NEW YORK, NY.- Feral File announces the +GRAPH, artist-made generative software creating physical works, curated by Casey Reas.

Two years ago –GRAPH became an iconic Feral File exhibition, marking the exemplary artists that Feral File exhibits and the experimental nature of this new endeavor. Today, that early exhibition has evolved into +GRAPH, which, like its predecessor, explores the deep historical connection between coding and drawing and brings together artists who engage with both.

On display are generative art NFTs, but the first collector of each in the series will receive the corresponding plotter drawing created in the artist’s studio. Each NFT includes millions of other images beyond the primary image for each in the series. The NFT and the plotter drawing aren’t linked together; the NFT can continue to be collected on a secondary market without the drawing. The image you see on the main artwork page on Feral File is the plotter drawing for #1/30. Because the artists are using a range of papers and inks, the software and physical drawings are delightfully different.
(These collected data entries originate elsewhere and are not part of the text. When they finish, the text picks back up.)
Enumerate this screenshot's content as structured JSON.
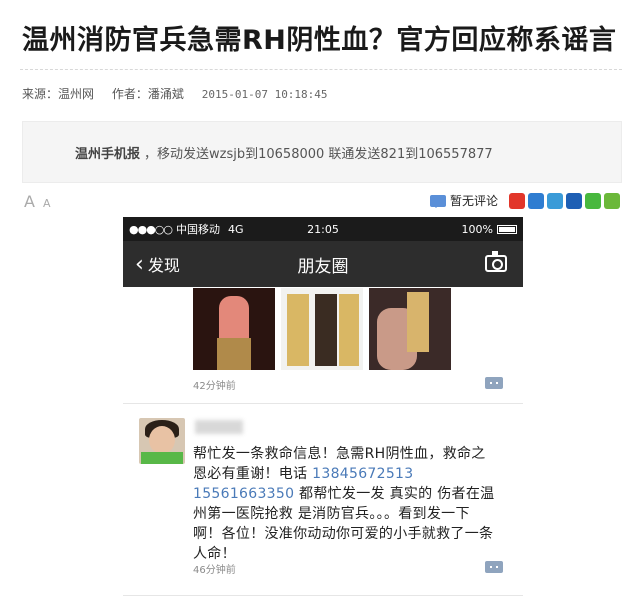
{
  "article": {
    "title": "温州消防官兵急需RH阴性血？官方回应称系谣言",
    "source_label": "来源：",
    "source": "温州网",
    "author_label": "作者：",
    "author": "潘涌斌",
    "timestamp": "2015-01-07 10:18:45"
  },
  "banner": {
    "brand": "温州手机报",
    "text": "，移动发送wzsjb到10658000 联通发送821到106557877"
  },
  "toolbar": {
    "font_large": "A",
    "font_small": "A",
    "comment_label": "暂无评论",
    "share_icons": [
      {
        "name": "weibo-icon",
        "color": "#e2362a"
      },
      {
        "name": "qzone-icon",
        "color": "#2f7dd1"
      },
      {
        "name": "tencent-weibo-icon",
        "color": "#3a9bd8"
      },
      {
        "name": "renren-icon",
        "color": "#1e5fb4"
      },
      {
        "name": "wechat-icon",
        "color": "#48b83e"
      },
      {
        "name": "more-share-icon",
        "color": "#6bb83a"
      }
    ]
  },
  "phone": {
    "status": {
      "signal": "●●●○○",
      "carrier": "中国移动",
      "network": "4G",
      "time": "21:05",
      "battery": "100%"
    },
    "nav": {
      "back_label": "发现",
      "title": "朋友圈"
    },
    "post1": {
      "time": "42分钟前"
    },
    "post2": {
      "text_a": "帮忙发一条救命信息！急需RH阴性血，救命之恩必有重谢！电话 ",
      "phone1": "13845672513",
      "phone2": "15561663350",
      "text_b": " 都帮忙发一发 真实的 伤者在温州第一医院抢救 是消防官兵。。。看到发一下啊！各位！没准你动动你可爱的小手就救了一条人命！",
      "time": "46分钟前"
    }
  }
}
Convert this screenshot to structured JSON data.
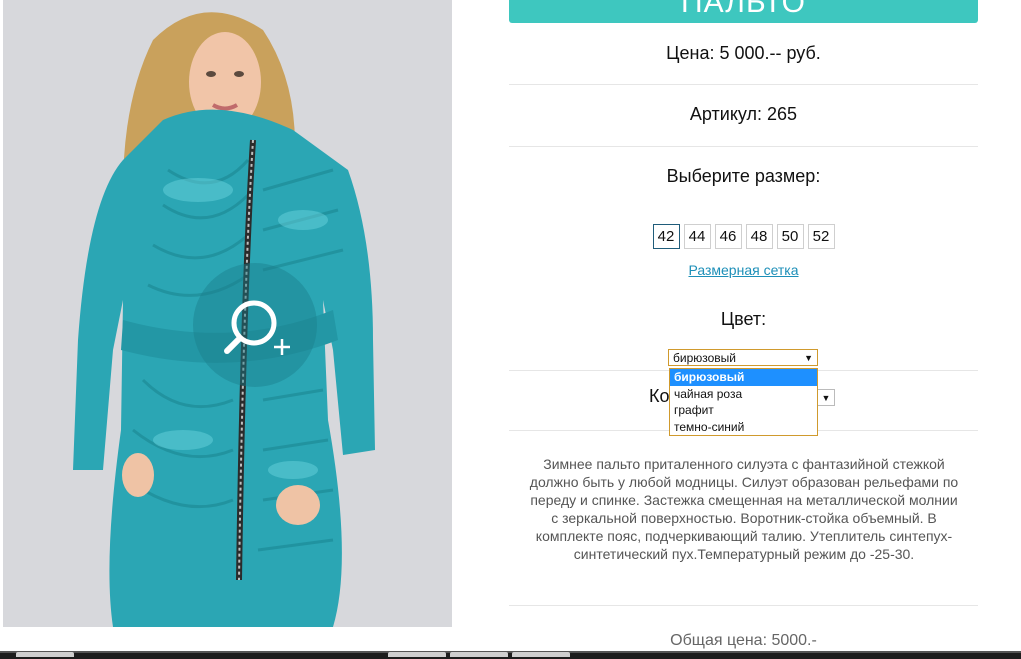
{
  "product": {
    "title": "ПАЛЬТО",
    "price_text": "Цена: 5 000.-- руб.",
    "article_text": "Артикул: 265",
    "size_title": "Выберите размер:",
    "sizes": [
      "42",
      "44",
      "46",
      "48",
      "50",
      "52"
    ],
    "selected_size": "42",
    "size_chart_link": "Размерная сетка",
    "color_title": "Цвет:",
    "color_select": {
      "value": "бирюзовый",
      "options": [
        "бирюзовый",
        "чайная роза",
        "графит",
        "темно-синий"
      ],
      "highlighted": "бирюзовый"
    },
    "quantity_label": "Ко",
    "description": "Зимнее пальто приталенного силуэта с фантазийной стежкой должно быть у любой модницы. Силуэт образован рельефами по переду и спинке. Застежка смещенная на металлической молнии с зеркальной поверхностью. Воротник-стойка объемный. В комплекте пояс, подчеркивающий талию. Утеплитель синтепух-синтетический пух.Температурный режим до -25-30.",
    "total_text": "Общая цена: 5000.-"
  },
  "icons": {
    "zoom": "zoom-in-icon",
    "dropdown_arrow": "triangle-down-icon"
  },
  "colors": {
    "accent": "#3ec7bf",
    "link": "#1d8fb8",
    "highlight": "#1e90ff",
    "coat": "#2ba6b4"
  }
}
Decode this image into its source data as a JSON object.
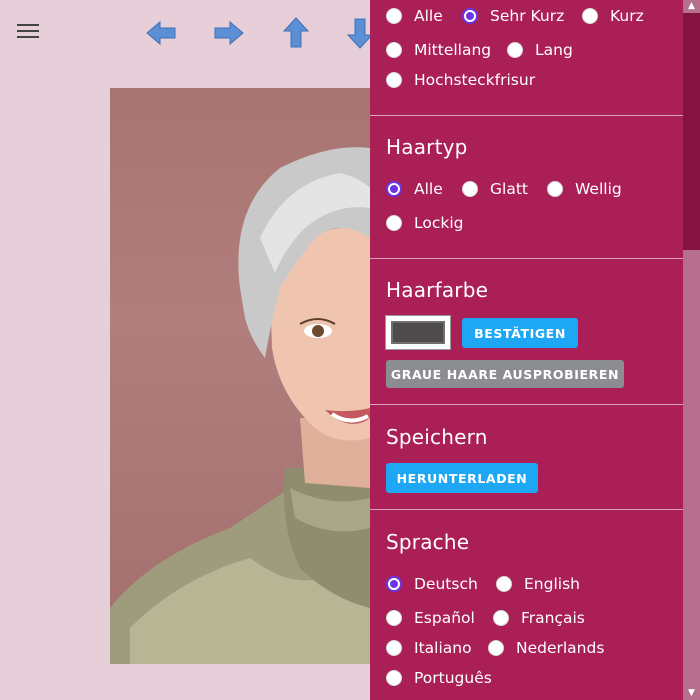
{
  "hair_length": {
    "options": [
      "Alle",
      "Sehr Kurz",
      "Kurz",
      "Mittellang",
      "Lang",
      "Hochsteckfrisur"
    ],
    "selected": "Sehr Kurz"
  },
  "hair_type": {
    "title": "Haartyp",
    "options": [
      "Alle",
      "Glatt",
      "Wellig",
      "Lockig"
    ],
    "selected": "Alle"
  },
  "hair_color": {
    "title": "Haarfarbe",
    "swatch_color": "#4f4b4d",
    "confirm_label": "BESTÄTIGEN",
    "gray_label": "GRAUE HAARE AUSPROBIEREN"
  },
  "save": {
    "title": "Speichern",
    "download_label": "HERUNTERLADEN"
  },
  "language": {
    "title": "Sprache",
    "options": [
      "Deutsch",
      "English",
      "Español",
      "Français",
      "Italiano",
      "Nederlands",
      "Português"
    ],
    "selected": "Deutsch"
  },
  "colors": {
    "panel": "#aa1f56",
    "accent_radio": "#6a35e6",
    "button_blue": "#1ea7f5",
    "button_grey": "#8b8d90",
    "background": "#e6cfd9"
  },
  "icons": [
    "menu-icon",
    "arrow-left-icon",
    "arrow-right-icon",
    "arrow-up-icon",
    "arrow-down-icon"
  ]
}
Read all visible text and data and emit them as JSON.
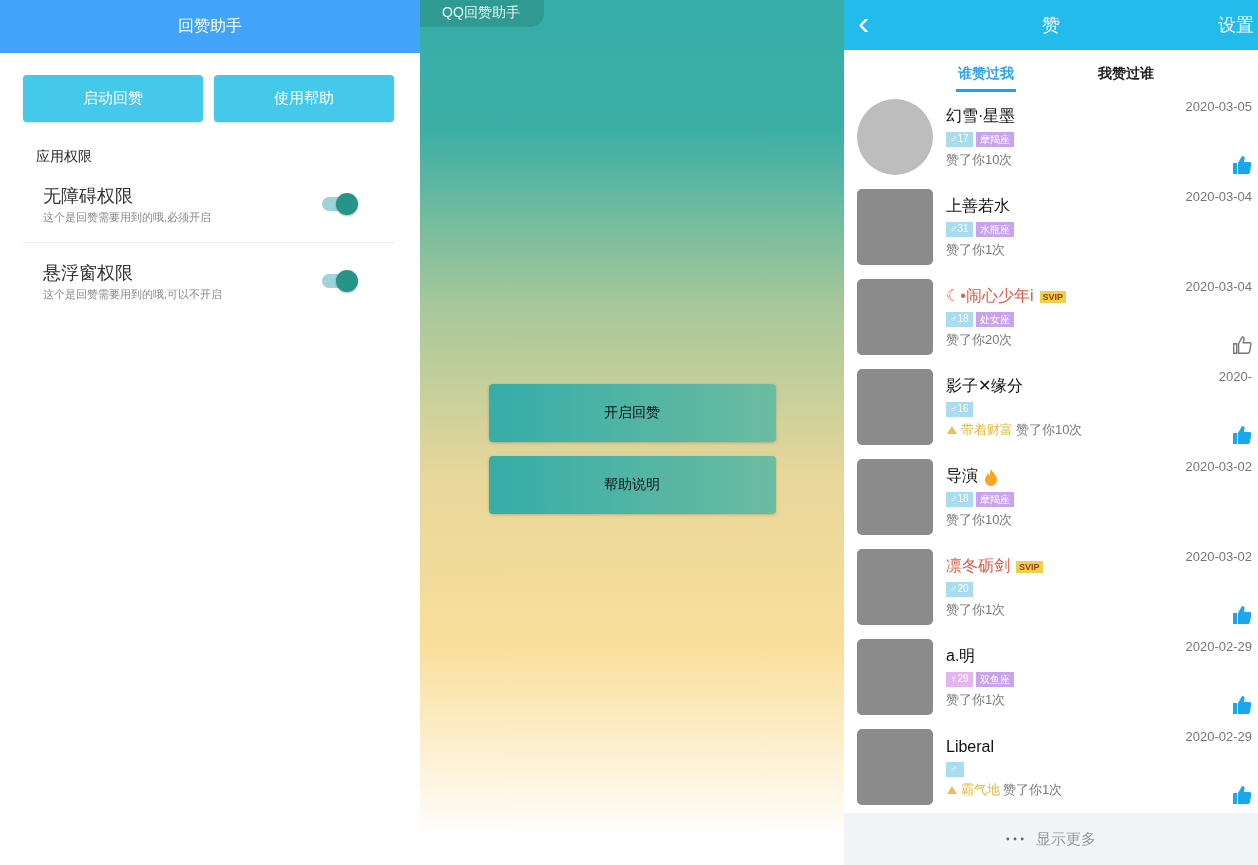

Each artist in +GRAPH has created generative software capable of making limitless new drawings and selected 30 of these variations to render as physical works. Five artists from the original exhibition — Iskra Velitchkova, Licia He, Aleksandra Jovanić, Julien Gachadoat, and James Merrill — are back for +GRAPH, and we’re thrilled to welcome the addition of Joanie Lemercier. These six artists all share a love of working with visual systems, writing code, and transforming how the code is rendered through drawing machines. Every drawing in this exhibition is a 1/1 artwork, meaning only one will ever be created.

Along with each of these unique drawings, there are millions of other compositions that are embedded in the original code. The work in +GRAPH strongly references the history of generative art.

Today, we most often experience generative art on screens and projectors of all sizes. If the work is transformed into a “physical,” it’s usually as a digital print and most often an inkjet print (a.k.a archival pigment print.) Sixty years ago, when generative art created with code was first evolving, color screens and printing weren’t options, and the majority of work was created and experienced as physical drawings produced with a machine called a “plotter.” A plotter is a physical drawing machine that holds a pen or other drawing tool and physically moves it across a sheet of paper.

Over the years, plotters evolved from massive room-sized machines to objects that are small enough and accessible enough for artists to bring them into their studios. All of the plotter drawings are produced with great care by the artists in their own studios. Because they have been made with plotter machines, the drawings created for Feral File are a very different kind of physical artifact from a digital print. A plotter drawing can use a wide range of different paints, inks, and drawing tools. A plotter machine can draw onto a larger range of papers than a digital print.

The artists in this group are pushing this ptactice into new territory. They are using papers of all textures and pigmentation. They have tested and use specialized inks and hybrid mixtures of watercolors and acrylic paint. Licia He, for example, uses sixteen separate colors for each drawing. Her custom software moves a brush from the paint and dips it in, then moves the brush to the paper to make a mark and back to saturate the brush with color again. Each drawing takes about 20 hours to render; they are precious physical objects. Licia has been developing these tools for years and is pushing them to new levels.

This exhibit reveals a commitment to code, drawing, and materials, but each approaches it in a singular way. Licia is creating a mood and emotion through compositions of color and form. Aleksandra Jovanić is reacting to her lived experience in Belgrade, to the feeling of moving throughout the city. James is deep into simulation and exploring that through deconstructing geometry.

Joanie is focusing on climate science and the changes to his environment through rendering fragments of clouds. Julian is engaging with ideas of artificial life and rendering the traces of unfolding simulated ecologies. Iskra works with minimal geometry through laying and transparency to construct images that lead toward introspection.